感情はドラムの音に乗る——楽しく叩くと明るいビートになる理由

嘘のような本当の話。楽しい気持ちで叩くと明るいビートに、悲しい気持ちで叩くと湿っぽいリズムになる。生楽器ならではの現象と、感情を音楽的に伝えるための考え方を解説します。

楽しく叩くと明るいビートになる

これ、嘘のような本当の話なんですが——

楽しい気持ちでドラムを叩くと、明るいビートになります。逆に、悲しい気持ちで叩くと、少し湿っぽいリズムになる。

「気のせいでしょ」と思うかもしれませんが、これは生楽器を生身の人間が叩いているからこそ起きる現象です。テンポ・強弱・アタックのタイミング——これらすべてに、叩いている人間の感情が微妙に反映されます。

感情が音に乗るメカニズム

ドラムは打楽器なので「叩けば音が出る」と思われがちですが、実際には以下の要素が演奏者の心理状態に影響されます。

  • アタックの強さ・速さ——高揚感があるほど自然と強くなる
  • タイミングの揺らぎ——緊張や不安があると微妙に遅れたり走ったりする
  • ダイナミクスの幅——感情が豊かなほど強弱の差が大きくなる

こうした要素が複合的に重なって、聴き手は「あのドラマーは今日ノってるな」とか「なんか重いな」と感じるわけです。

では、どうすれば良いのか

自分が実践しているのは、「その歌がどんな歌で、どんな気持ちを伝えたいのかを念頭に置いて叩く」こと。

たとえばライブ前に歌詞をじっくり読んだり、曲のテーマをバンドメンバーと共有したりするだけで、演奏に込める感情の方向性が変わってきます。

今は亡きレジェンドドラマーからも同じことを教わりました。「悲しいとか嬉しいとか、そういう感情をどうやったら音楽的に伝えられるか?それを考える時間は練習と同じくらい重要だ」と。

感情表現の幅を広げるには

演奏技術を磨くことはもちろん大切ですが、いろんな体験をして感情の引き出しを増やすことも同じくらい重要です。
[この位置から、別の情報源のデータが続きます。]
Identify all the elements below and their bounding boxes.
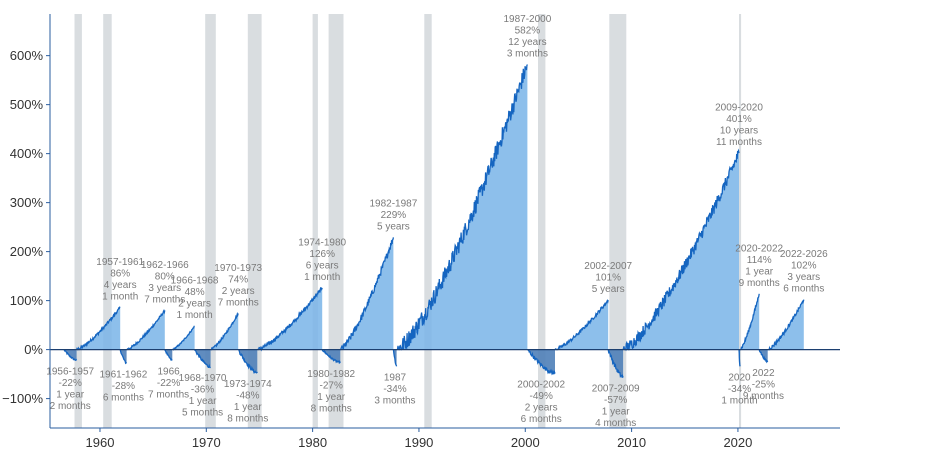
x-tick-label: 1990 — [404, 435, 433, 450]
bear-market-label: 2022 -25% 9 months — [743, 368, 784, 402]
recession-band — [103, 14, 112, 428]
bear-market-line — [119, 349, 128, 365]
bear-market-line — [194, 349, 211, 369]
bull-market-label: 1966-1968 48% 2 years 1 month — [171, 276, 219, 322]
bear-market-line — [738, 349, 741, 367]
bear-market-label: 1966 -22% 7 months — [148, 366, 189, 400]
bear-market-label: 2007-2009 -57% 1 year 4 months — [592, 384, 640, 430]
bull-market-line — [554, 299, 609, 351]
recession-band — [205, 14, 216, 428]
bull-market-area — [126, 310, 165, 350]
y-tick-label: 0% — [24, 342, 43, 357]
x-tick-label: 2020 — [723, 435, 752, 450]
bear-market-line — [758, 349, 769, 364]
bull-market-area — [210, 313, 239, 350]
bear-market-label: 1980-1982 -27% 1 year 8 months — [307, 369, 355, 415]
bull-market-label: 2020-2022 114% 1 year 9 months — [735, 243, 783, 288]
recession-band — [424, 14, 432, 428]
recession-band — [247, 14, 262, 428]
x-tick-label: 1960 — [86, 435, 115, 450]
bear-market-label: 2000-2002 -49% 2 years 6 months — [517, 380, 565, 426]
bear-market-area — [238, 349, 258, 374]
market-areas — [63, 64, 805, 378]
bull-market-area — [396, 64, 528, 350]
bear-market-line — [607, 349, 624, 378]
recession-band — [328, 14, 344, 428]
bull-market-line — [396, 64, 528, 351]
bull-market-line — [210, 311, 239, 351]
bull-market-label: 1982-1987 229% 5 years — [369, 198, 417, 232]
bear-market-label: 2020 -34% 1 month — [721, 372, 757, 406]
bull-market-label: 1957-1961 86% 4 years 1 month — [96, 257, 144, 303]
bull-market-area — [76, 307, 121, 350]
axes: −100%0%100%200%300%400%500%600%1960 1970 1… — [2, 14, 840, 450]
y-tick-label: 500% — [10, 97, 44, 112]
bull-market-line — [75, 306, 121, 351]
y-tick-label: 300% — [10, 195, 44, 210]
bear-market-line — [527, 348, 556, 376]
bull-market-label: 2022-2026 102% 3 years 6 months — [780, 249, 828, 295]
bull-market-area — [555, 300, 609, 350]
bear-market-line — [392, 349, 398, 367]
bull-market-line — [171, 325, 195, 351]
bull-market-area — [257, 287, 323, 350]
bull-market-line — [340, 237, 395, 351]
bull-market-line — [767, 299, 805, 351]
bull-market-area — [172, 326, 195, 350]
y-tick-label: 400% — [10, 146, 44, 161]
bear-market-area — [194, 349, 211, 368]
bear-market-area — [527, 349, 555, 375]
recession-band — [312, 14, 318, 428]
bear-market-line — [321, 349, 341, 364]
bull-market-label: 1974-1980 126% 6 years 1 month — [298, 237, 346, 283]
bull-market-label: 1962-1966 80% 3 years 7 months — [141, 260, 189, 306]
bear-market-label: 1961-1962 -28% 6 months — [99, 369, 147, 403]
bull-market-area — [767, 299, 804, 350]
bull-market-line — [257, 286, 323, 352]
bull-market-line — [126, 309, 166, 351]
bull-market-label: 1970-1973 74% 2 years 7 months — [214, 263, 262, 309]
y-tick-label: −100% — [2, 391, 43, 406]
bear-market-label: 1956-1957 -22% 1 year 2 months — [46, 366, 94, 412]
recession-band — [538, 14, 546, 428]
bull-market-line — [740, 293, 760, 351]
x-tick-label: 1980 — [298, 435, 327, 450]
recession-band — [739, 14, 742, 428]
y-tick-label: 600% — [10, 48, 44, 63]
x-tick-label: 2000 — [511, 435, 540, 450]
bear-market-label: 1973-1974 -48% 1 year 8 months — [224, 379, 272, 425]
bull-market-label: 1987-2000 582% 12 years 3 months — [503, 14, 551, 60]
bear-market-label: 1987 -34% 3 months — [374, 372, 415, 406]
bear-market-line — [63, 349, 78, 362]
x-tick-label: 1970 — [192, 435, 221, 450]
recession-band — [74, 14, 82, 428]
y-tick-label: 100% — [10, 293, 44, 308]
bull-market-label: 2002-2007 101% 5 years — [584, 261, 632, 295]
bull-market-area — [340, 237, 394, 350]
bear-market-label: 1968-1970 -36% 1 year 5 months — [179, 373, 227, 419]
y-tick-label: 200% — [10, 244, 44, 259]
bear-market-line — [238, 348, 258, 374]
recession-band — [609, 14, 627, 428]
market-annotations: 1956-1957 -22% 1 year 2 months 1957-1961 86% 4… — [46, 14, 828, 429]
recession-bands — [74, 14, 742, 428]
bull-market-label: 2009-2020 401% 10 years 11 months — [715, 103, 763, 149]
bear-market-line — [164, 349, 173, 361]
bull-market-line — [622, 148, 740, 352]
bull-market-area — [740, 293, 760, 350]
x-tick-label: 2010 — [617, 435, 646, 450]
bull-market-area — [623, 150, 739, 350]
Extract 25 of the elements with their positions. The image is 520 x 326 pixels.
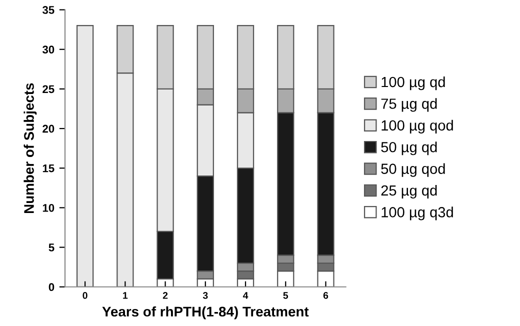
y-tick-label: 10 bbox=[42, 204, 54, 212]
legend-label: 50 µg qd bbox=[381, 142, 437, 156]
legend-label: 100 µg qod bbox=[382, 120, 453, 134]
legend-label: 50 µg qod bbox=[381, 163, 445, 177]
y-tick-label: 25 bbox=[42, 85, 54, 94]
x-tick-label: 6 bbox=[323, 292, 328, 299]
y-tick-label: 20 bbox=[42, 124, 54, 133]
x-tick-label: 0 bbox=[82, 292, 88, 299]
y-axis-title: Number of Subjects bbox=[24, 83, 37, 213]
x-tick-label: 2 bbox=[162, 292, 168, 299]
legend-label: 75 µg qd bbox=[381, 98, 437, 112]
x-tick-label: 1 bbox=[123, 292, 128, 299]
x-tick-label: 3 bbox=[202, 292, 208, 299]
legend-label: 25 µg qd bbox=[381, 184, 437, 199]
y-tick-label: 0 bbox=[48, 283, 54, 292]
y-tick-label: 5 bbox=[48, 244, 54, 252]
y-tick-label: 30 bbox=[42, 46, 54, 54]
y-tick-label: 35 bbox=[42, 6, 54, 14]
x-tick-label: 5 bbox=[283, 292, 288, 299]
y-tick-label: 15 bbox=[42, 164, 54, 172]
legend-label: 100 µg qd bbox=[382, 76, 445, 90]
x-axis-title: Years of rhPTH(1-84) Treatment bbox=[102, 306, 309, 320]
legend-label: 100 µg q3d bbox=[382, 206, 453, 220]
bar bbox=[76, 25, 94, 287]
x-tick-label: 4 bbox=[242, 292, 248, 299]
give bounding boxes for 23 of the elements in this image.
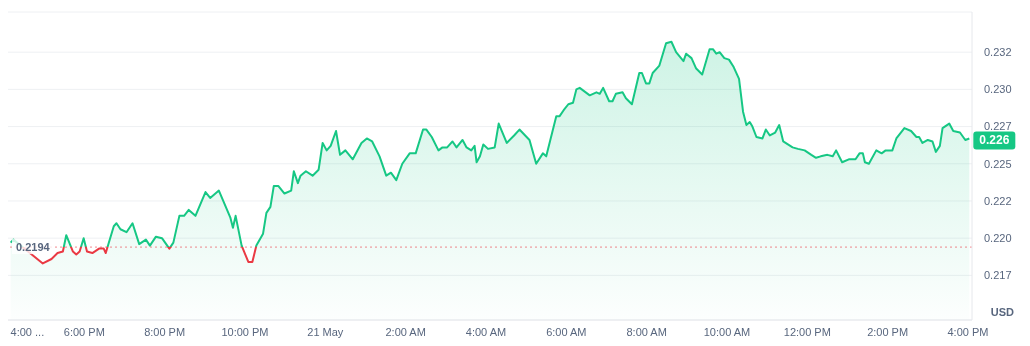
y-tick-label: 0.225 <box>984 157 1012 170</box>
ref-line-label: 0.2194 <box>16 241 51 254</box>
y-tick-label: 0.220 <box>984 232 1012 245</box>
annotation: 0.226 <box>979 133 1010 148</box>
x-tick-label: 4:00 PM <box>947 325 989 338</box>
y-tick-label: 0.227 <box>984 120 1012 133</box>
x-tick-label: 8:00 PM <box>144 325 186 338</box>
x-tick-label: 6:00 AM <box>546 325 587 338</box>
x-tick-label: 8:00 AM <box>626 325 667 338</box>
x-tick-label: 4:00 ... <box>10 325 45 338</box>
x-tick-label: 4:00 AM <box>465 325 507 338</box>
x-tick-label: 10:00 PM <box>221 325 269 338</box>
y-axis-title: USD <box>990 306 1015 318</box>
x-tick-label: 12:00 PM <box>783 325 831 338</box>
y-tick-label: 0.217 <box>984 269 1012 282</box>
x-tick-label: 2:00 PM <box>867 325 909 338</box>
y-tick-label: 0.230 <box>984 83 1012 96</box>
x-tick-label: 6:00 PM <box>63 325 105 338</box>
y-tick-label: 0.232 <box>984 46 1012 59</box>
y-tick-label: 0.222 <box>984 194 1012 207</box>
x-tick-label: 10:00 AM <box>703 325 751 338</box>
x-tick-label: 21 May <box>307 325 344 338</box>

映画を観て泣いたり、友人と笑いあったり、腹の底から怒ったり——そういった体験が、演奏に奥行きをもたらします。

「カッコイイを言語化しよう」という話とも通じますが、好きなドラマーがいたら「なぜカッコイイと感じるのか」を言語化して自分の演奏に落とし込む習慣をつけると、感情表現の精度がぐっと上がります。


生楽器を生身の人間が叩く——そのことの豊かさを、ぜひ大切にしてください。


感情を乗せた演奏を磨きたいなら、プロ講師のもとで学ぶのも近道です。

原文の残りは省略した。